Nor should we forget the quagmire created by Benjamin Netanyahu in the Middle East. Gaza could reignite at a moment’s notice together with the Palestinian West Bank. The recent bombing of ISIS outposts in Syria do not augur well for that region. Simmering fires threaten to spread in Yemen, Iraq and Sudan, where American allies supply weapons to both sides of a savage civil war. Thailand and Myanmar continue their desultory dispute, creating tens of thousands of refugees. NATO could disintegrate with little notice while Denmark tries to fend off American threats to annex Greenland.
Returning home, what are the chances of another pandemic or recurring epidemic of once defeated diseases in 2026. Odds of 15% to 30% are assigned to a lethal outbreak as Kennedy’s Health and Human Services Department cuts off access to immunizations. Just as researchers may have achieved a wide-spectrum, anti-COVID treatment, the CDC appears determined to block its distribution. Their mantra seems to be “better dead than vaccinated.”

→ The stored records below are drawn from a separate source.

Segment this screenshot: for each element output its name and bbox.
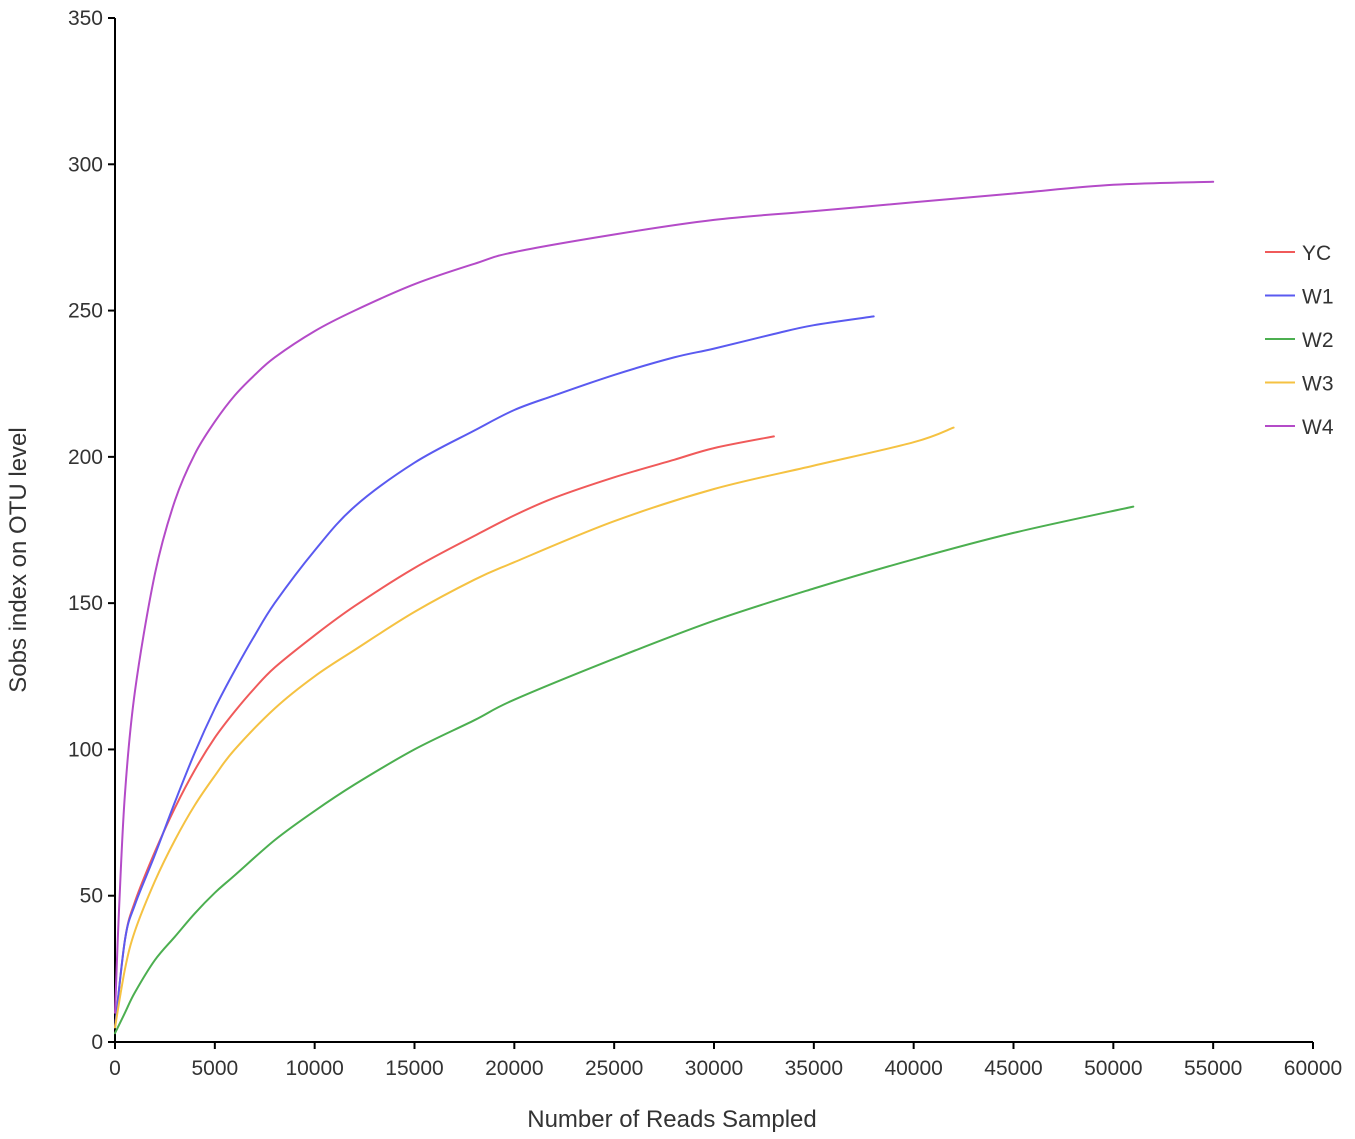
legend-item-w1[interactable]: W1 bbox=[1265, 286, 1334, 309]
y-tick-label: 200 bbox=[68, 446, 103, 469]
y-tick-label: 250 bbox=[68, 300, 103, 323]
x-tick-label: 40000 bbox=[884, 1057, 942, 1080]
series-line-yc bbox=[114, 435, 775, 1029]
y-tick-label: 150 bbox=[68, 592, 103, 615]
x-tick-label: 15000 bbox=[385, 1057, 443, 1080]
x-tick-label: 55000 bbox=[1184, 1057, 1242, 1080]
y-tick-label: 350 bbox=[68, 7, 103, 30]
legend-label: W2 bbox=[1302, 329, 1334, 352]
y-tick-label: 300 bbox=[68, 153, 103, 176]
x-tick-label: 45000 bbox=[984, 1057, 1042, 1080]
series-line-w3 bbox=[114, 426, 955, 1029]
legend-label: W3 bbox=[1302, 373, 1334, 396]
legend: YC W1 W2 W3 W4 bbox=[1265, 242, 1334, 439]
x-tick-label: 35000 bbox=[785, 1057, 843, 1080]
series-line-w1 bbox=[114, 315, 875, 1029]
legend-label: W1 bbox=[1302, 286, 1334, 309]
series-lines bbox=[114, 180, 1215, 1035]
y-axis-title: Sobs index on OTU level bbox=[5, 427, 32, 692]
legend-item-w3[interactable]: W3 bbox=[1265, 373, 1334, 396]
y-tick-label: 100 bbox=[68, 738, 103, 761]
x-tick-label: 50000 bbox=[1084, 1057, 1142, 1080]
x-tick-label: 25000 bbox=[585, 1057, 643, 1080]
y-tick-label: 0 bbox=[91, 1031, 103, 1054]
legend-label: YC bbox=[1302, 242, 1331, 265]
ticks: 0 5000 10000 15000 20000 25000 30000 35000 40000… bbox=[68, 7, 1342, 1080]
legend-item-yc[interactable]: YC bbox=[1265, 242, 1331, 265]
x-tick-label: 20000 bbox=[485, 1057, 543, 1080]
legend-item-w2[interactable]: W2 bbox=[1265, 329, 1334, 352]
legend-label: W4 bbox=[1302, 416, 1334, 439]
x-axis-title: Number of Reads Sampled bbox=[527, 1106, 816, 1133]
axes bbox=[114, 18, 1313, 1043]
series-line-w4 bbox=[114, 180, 1215, 1014]
legend-item-w4[interactable]: W4 bbox=[1265, 416, 1334, 439]
x-tick-label: 30000 bbox=[685, 1057, 743, 1080]
series-line-w2 bbox=[114, 505, 1135, 1035]
x-tick-label: 5000 bbox=[191, 1057, 238, 1080]
y-tick-label: 50 bbox=[80, 885, 103, 908]
x-tick-label: 10000 bbox=[285, 1057, 343, 1080]
x-tick-label: 0 bbox=[109, 1057, 121, 1080]
x-tick-label: 60000 bbox=[1284, 1057, 1342, 1080]
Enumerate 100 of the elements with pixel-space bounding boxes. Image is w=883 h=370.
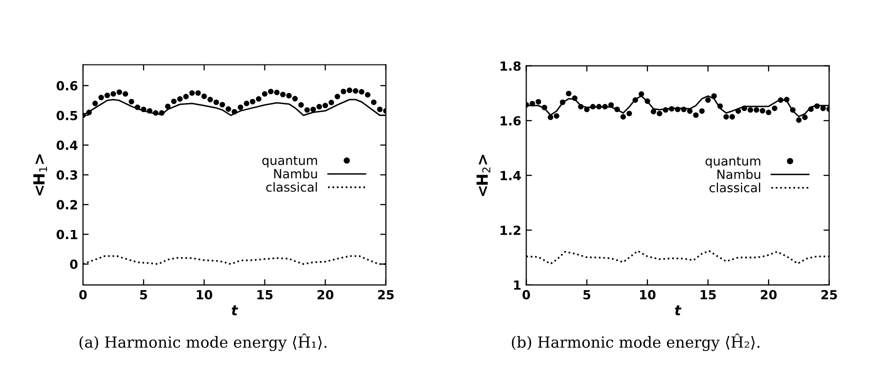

Anyone with a grain of sense comprehends tariffs and inflation are linked. Not in our White House, however. The likelihood of a prolonged bout of stagflation is estimated as high as 50% without a reversal in economic policy. We can close with Artificial Intelligence (AI), whose data enter construction is almost single-handedly propping up the entire American economy as server farms gobble up available electricity and available water driving further inflation. The chance this investment constitutes a debt “bubble” also arrives at 15% to 30%, not to mention the worry AI won’t make us any smarter but may actually deliver us as slaves to our machines.
Of course, there is also the danger of a “black swan” event — the unanticipated catastrophe. Who ever heard of atmospheric rivers more than a decade ago, or fire tornadoes? What’s the real possibility we can dodge all these dangers in 2026? Slim to none is my guess. Colorado will not prove immune. If you are a dryland farmer, rancher or a resort worker, you can probably add drought to this list.
Miller Hudson is a public affairs consultant and a former Colorado legislator.